Most of the "magic" happens on the __get__ method for ProxyDescriptor.  Any code with test.tags will run the __get__ method of the descriptor, which simply checks if test (passed in as obj) has an attribute named _tags yet.  If it doesn't, it creates one - an instance of the class that was passed to it before.  This is where FakeDict's constructor is called.  it ends up being called and created exactly once for every instance of AWS where tags is referenced.

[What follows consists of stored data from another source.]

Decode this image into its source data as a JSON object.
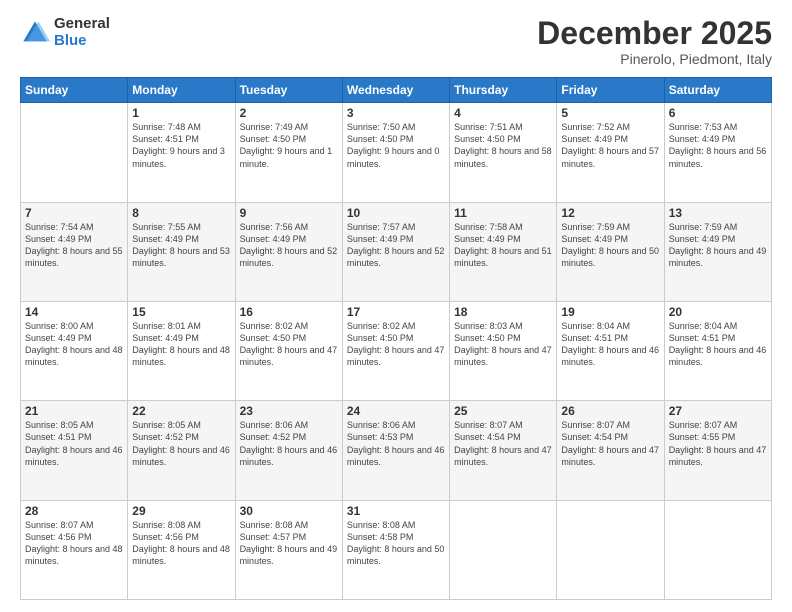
{
  "logo": {
    "general": "General",
    "blue": "Blue"
  },
  "header": {
    "month": "December 2025",
    "location": "Pinerolo, Piedmont, Italy"
  },
  "weekdays": [
    "Sunday",
    "Monday",
    "Tuesday",
    "Wednesday",
    "Thursday",
    "Friday",
    "Saturday"
  ],
  "weeks": [
    [
      {
        "day": "",
        "sunrise": "",
        "sunset": "",
        "daylight": ""
      },
      {
        "day": "1",
        "sunrise": "Sunrise: 7:48 AM",
        "sunset": "Sunset: 4:51 PM",
        "daylight": "Daylight: 9 hours and 3 minutes."
      },
      {
        "day": "2",
        "sunrise": "Sunrise: 7:49 AM",
        "sunset": "Sunset: 4:50 PM",
        "daylight": "Daylight: 9 hours and 1 minute."
      },
      {
        "day": "3",
        "sunrise": "Sunrise: 7:50 AM",
        "sunset": "Sunset: 4:50 PM",
        "daylight": "Daylight: 9 hours and 0 minutes."
      },
      {
        "day": "4",
        "sunrise": "Sunrise: 7:51 AM",
        "sunset": "Sunset: 4:50 PM",
        "daylight": "Daylight: 8 hours and 58 minutes."
      },
      {
        "day": "5",
        "sunrise": "Sunrise: 7:52 AM",
        "sunset": "Sunset: 4:49 PM",
        "daylight": "Daylight: 8 hours and 57 minutes."
      },
      {
        "day": "6",
        "sunrise": "Sunrise: 7:53 AM",
        "sunset": "Sunset: 4:49 PM",
        "daylight": "Daylight: 8 hours and 56 minutes."
      }
    ],
    [
      {
        "day": "7",
        "sunrise": "Sunrise: 7:54 AM",
        "sunset": "Sunset: 4:49 PM",
        "daylight": "Daylight: 8 hours and 55 minutes."
      },
      {
        "day": "8",
        "sunrise": "Sunrise: 7:55 AM",
        "sunset": "Sunset: 4:49 PM",
        "daylight": "Daylight: 8 hours and 53 minutes."
      },
      {
        "day": "9",
        "sunrise": "Sunrise: 7:56 AM",
        "sunset": "Sunset: 4:49 PM",
        "daylight": "Daylight: 8 hours and 52 minutes."
      },
      {
        "day": "10",
        "sunrise": "Sunrise: 7:57 AM",
        "sunset": "Sunset: 4:49 PM",
        "daylight": "Daylight: 8 hours and 52 minutes."
      },
      {
        "day": "11",
        "sunrise": "Sunrise: 7:58 AM",
        "sunset": "Sunset: 4:49 PM",
        "daylight": "Daylight: 8 hours and 51 minutes."
      },
      {
        "day": "12",
        "sunrise": "Sunrise: 7:59 AM",
        "sunset": "Sunset: 4:49 PM",
        "daylight": "Daylight: 8 hours and 50 minutes."
      },
      {
        "day": "13",
        "sunrise": "Sunrise: 7:59 AM",
        "sunset": "Sunset: 4:49 PM",
        "daylight": "Daylight: 8 hours and 49 minutes."
      }
    ],
    [
      {
        "day": "14",
        "sunrise": "Sunrise: 8:00 AM",
        "sunset": "Sunset: 4:49 PM",
        "daylight": "Daylight: 8 hours and 48 minutes."
      },
      {
        "day": "15",
        "sunrise": "Sunrise: 8:01 AM",
        "sunset": "Sunset: 4:49 PM",
        "daylight": "Daylight: 8 hours and 48 minutes."
      },
      {
        "day": "16",
        "sunrise": "Sunrise: 8:02 AM",
        "sunset": "Sunset: 4:50 PM",
        "daylight": "Daylight: 8 hours and 47 minutes."
      },
      {
        "day": "17",
        "sunrise": "Sunrise: 8:02 AM",
        "sunset": "Sunset: 4:50 PM",
        "daylight": "Daylight: 8 hours and 47 minutes."
      },
      {
        "day": "18",
        "sunrise": "Sunrise: 8:03 AM",
        "sunset": "Sunset: 4:50 PM",
        "daylight": "Daylight: 8 hours and 47 minutes."
      },
      {
        "day": "19",
        "sunrise": "Sunrise: 8:04 AM",
        "sunset": "Sunset: 4:51 PM",
        "daylight": "Daylight: 8 hours and 46 minutes."
      },
      {
        "day": "20",
        "sunrise": "Sunrise: 8:04 AM",
        "sunset": "Sunset: 4:51 PM",
        "daylight": "Daylight: 8 hours and 46 minutes."
      }
    ],
    [
      {
        "day": "21",
        "sunrise": "Sunrise: 8:05 AM",
        "sunset": "Sunset: 4:51 PM",
        "daylight": "Daylight: 8 hours and 46 minutes."
      },
      {
        "day": "22",
        "sunrise": "Sunrise: 8:05 AM",
        "sunset": "Sunset: 4:52 PM",
        "daylight": "Daylight: 8 hours and 46 minutes."
      },
      {
        "day": "23",
        "sunrise": "Sunrise: 8:06 AM",
        "sunset": "Sunset: 4:52 PM",
        "daylight": "Daylight: 8 hours and 46 minutes."
      },
      {
        "day": "24",
        "sunrise": "Sunrise: 8:06 AM",
        "sunset": "Sunset: 4:53 PM",
        "daylight": "Daylight: 8 hours and 46 minutes."
      },
      {
        "day": "25",
        "sunrise": "Sunrise: 8:07 AM",
        "sunset": "Sunset: 4:54 PM",
        "daylight": "Daylight: 8 hours and 47 minutes."
      },
      {
        "day": "26",
        "sunrise": "Sunrise: 8:07 AM",
        "sunset": "Sunset: 4:54 PM",
        "daylight": "Daylight: 8 hours and 47 minutes."
      },
      {
        "day": "27",
        "sunrise": "Sunrise: 8:07 AM",
        "sunset": "Sunset: 4:55 PM",
        "daylight": "Daylight: 8 hours and 47 minutes."
      }
    ],
    [
      {
        "day": "28",
        "sunrise": "Sunrise: 8:07 AM",
        "sunset": "Sunset: 4:56 PM",
        "daylight": "Daylight: 8 hours and 48 minutes."
      },
      {
        "day": "29",
        "sunrise": "Sunrise: 8:08 AM",
        "sunset": "Sunset: 4:56 PM",
        "daylight": "Daylight: 8 hours and 48 minutes."
      },
      {
        "day": "30",
        "sunrise": "Sunrise: 8:08 AM",
        "sunset": "Sunset: 4:57 PM",
        "daylight": "Daylight: 8 hours and 49 minutes."
      },
      {
        "day": "31",
        "sunrise": "Sunrise: 8:08 AM",
        "sunset": "Sunset: 4:58 PM",
        "daylight": "Daylight: 8 hours and 50 minutes."
      },
      {
        "day": "",
        "sunrise": "",
        "sunset": "",
        "daylight": ""
      },
      {
        "day": "",
        "sunrise": "",
        "sunset": "",
        "daylight": ""
      },
      {
        "day": "",
        "sunrise": "",
        "sunset": "",
        "daylight": ""
      }
    ]
  ]
}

We've passed the set of four functions through the descriptor and through FakeDict's constructor - but using them inside FakeDict is a little tricky because the context has changed.  If we use the functions directly inside an instance of the AWS class (as in test.get_tag), Python automatically fills the self argument with the owner test.  But they're not being called from test - when we passed them to the descriptor, we passed the class-level functions, which have no self to reference.  To get around this, we treat self as a traditional argument.  obj in FakeDict actually represents our test object - so we can just pass it in as the first argument to the function.
Part of what makes this so confusing is that there's lots of weird circular references between AWS, ProxyDescriptor, and FakeDict.  if you're having trouble understanding it, keep in mind that in both 'ProxyDescriptor' and 'FakeDict', obj is an instance of the AWS class that has been passed to them, even though the instance of FakeDict lives inside that same instance of the AWS class.